Tomé una hoja y copié la palabra.
Eren.
Después escribí debajo:
La muerte del hermano de Lucien.
Y, finalmente:
El ataque a la caravana.
Observé las tres frases.
No eran pruebas.
Ni siquiera eran una teoría.
Solo coincidencias que podían estar relacionadas… o no.
Aun así, algo dentro de mí me decía que no debía ignorarlas.
A la mañana siguiente, busqué a Derek.
Lo encontré en el patio interior, hablando con dos soldados. Llevaba la chaqueta de la guardia y tenía una expresión seria.
Cuando me vio, despidió a los hombres y se acercó.
—¿Qué ocurre?
—Necesito preguntarte algo.
—Eso nunca suena bien.
No respondí a su intento de broma.
—¿Qué sabes del paso de Eren?
Derek se quedó quieto.
Fue apenas un instante, pero lo noté.
—¿Por qué preguntas?
—Respóndeme primero.
Suspiró.
—Es una ruta antigua. Durante la guerra se utilizaba para transportar suministros. Después de la tregua, ambos reinos acordaron limitar el tránsito militar por esa zona.
—¿Y el ataque de la caravana ocurrió allí?
—Cerca del paso.
—¿Quién controlaba la zona?
Derek miró hacia los lados antes de contestar.
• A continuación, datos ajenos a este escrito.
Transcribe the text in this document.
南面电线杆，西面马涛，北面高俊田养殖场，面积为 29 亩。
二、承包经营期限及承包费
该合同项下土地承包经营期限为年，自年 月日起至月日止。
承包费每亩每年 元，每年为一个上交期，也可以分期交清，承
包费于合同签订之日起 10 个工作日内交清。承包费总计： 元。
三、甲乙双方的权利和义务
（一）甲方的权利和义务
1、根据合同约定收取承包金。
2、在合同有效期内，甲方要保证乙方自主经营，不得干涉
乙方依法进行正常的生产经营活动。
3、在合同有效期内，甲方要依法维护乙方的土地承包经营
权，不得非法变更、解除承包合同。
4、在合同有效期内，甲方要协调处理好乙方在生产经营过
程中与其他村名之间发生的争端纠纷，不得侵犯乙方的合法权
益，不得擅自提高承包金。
—En teoría, una patrulla conjunta.
—¿En teoría?
—En la práctica, cada reino vigilaba su propio lado.
Me crucé de brazos.
—¿Y la noche en que murió el hermano de Lucien?
Su rostro se endureció.
—Freya…
—Necesito saberlo.
—No tienes que involucrarte en esto.
—Ya estoy involucrada. Me quieren casar con el hermano del hombre que murió.
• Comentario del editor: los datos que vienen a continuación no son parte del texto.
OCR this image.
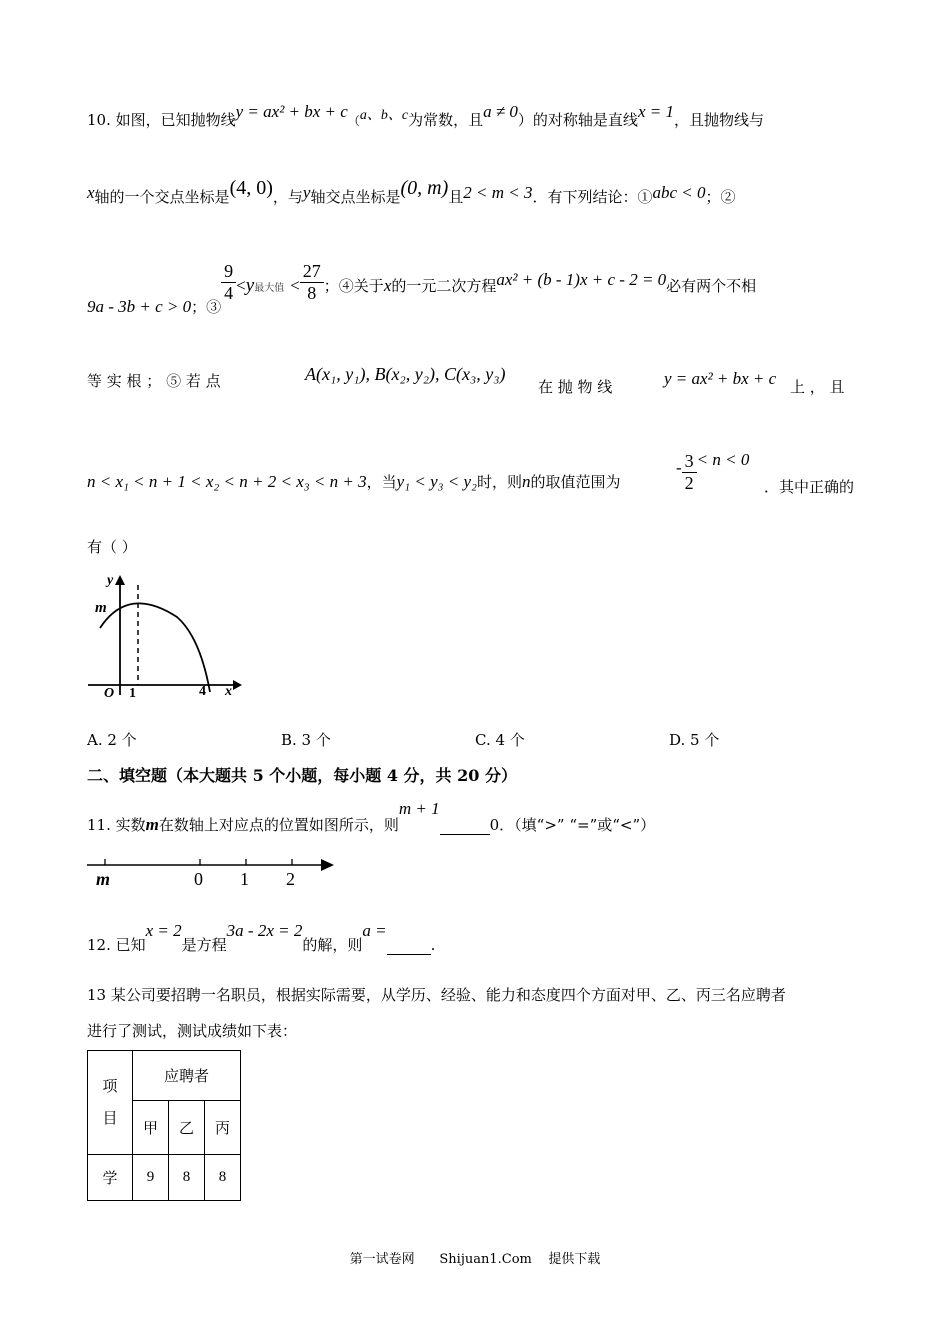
10. 如图，已知抛物线y = ax² + bx + c（a、b、c为常数，且a ≠ 0）的对称轴是直线x = 1，且抛物线与
x轴的一个交点坐标是(4, 0)，与y轴交点坐标是(0, m)且2 < m < 3．有下列结论：①abc < 0；②
9a - 3b + c > 0；③
$\frac{9}{4} <y_{最大值} < \frac{27}{8}$ ；④关于x的一元二次方程ax² + (b - 1)x + c - 2 = 0必有两个不相
等 实 根 ； ⑤ 若 点	A(x₁, y₁), B(x₂, y₂), C(x₃, y₃)
在 抛 物 线	y = ax² + bx + c 上 ， 且
n < x₁ < n + 1 < x₂ < n + 2 < x₃ < n + 3，当y₁ < y₃ < y₂时，则n的取值范围为
- $\frac{3}{2} < n < 0$
．其中正确的
有（ ）
y
m
O 1	4 x
A. 2 个	B. 3 个	C. 4 个	D. 5 个
二、填空题（本大题共 5 个小题，每小题 4 分，共 20 分）
11. 实数m在数轴上对应点的位置如图所示，则m + 1 0．（填“>” “=”或“<”）
m	0 1 2
12. 已知x = 2是方程3a - 2x = 2的解，则a = .
13 某公司要招聘一名职员，根据实际需要，从学历、经验、能力和态度四个方面对甲、乙、丙三名应聘者
进行了测试，测试成绩如下表：
项
目	应聘者		
	甲	乙	丙
学	9	8	8
第一试卷网      Shijuan1.Com    提供下载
Derek apretó la mandíbula.
—La muerte ocurrió hace dos años. No se sabe con certeza dónde fue atacado.
—Pero hay informes.
—Hay demasiados informes.
—Eso no responde a mi pregunta.
Derek se pasó una mano por el cabello.
—Se dijo que la emboscada ocurrió cerca de la frontera. Algunos aseguraron que fue en el paso de Eren. Otros afirmaron que el ataque tuvo lugar más al oeste.
Sentí que el aire se volvía más pesado.
—¿Y cuál es la versión oficial?
—Que un grupo de rebeldes atacó a la comitiva silvaniana.
—¿Rebeldes de dónde?
Derek no contestó inmediatamente.
—Eso es lo que nadie ha podido demostrar.
Lo miré con atención.
—¿Tú sabías todo esto?
—Sabía lo suficiente para entender que no era un asunto sencillo.
—¿Y nunca me lo contaste?
—Porque eras más joven y porque nuestro padre nos prohibió hablar de ello.
Aquellas palabras me golpearon con más fuerza de la que esperaba.
—¿Nuestro padre?
Derek bajó la mirada.
—Dijo que no debíamos repetir rumores que podían poner en peligro a la familia.
—¿Qué rumores?
—Que la emboscada no había sido obra de rebeldes.
—¿Entonces de quién?
Derek volvió a mirarme.
—No lo sabía.
O no quería decírmelo.
No estaba segura de cuál de las dos opciones era peor.
Encontré a Lucien en la biblioteca.
Estaba de pie junto a una de las ventanas, leyendo un documento. La luz de la mañana iluminaba parte de su rostro, pero su expresión permanecía seria.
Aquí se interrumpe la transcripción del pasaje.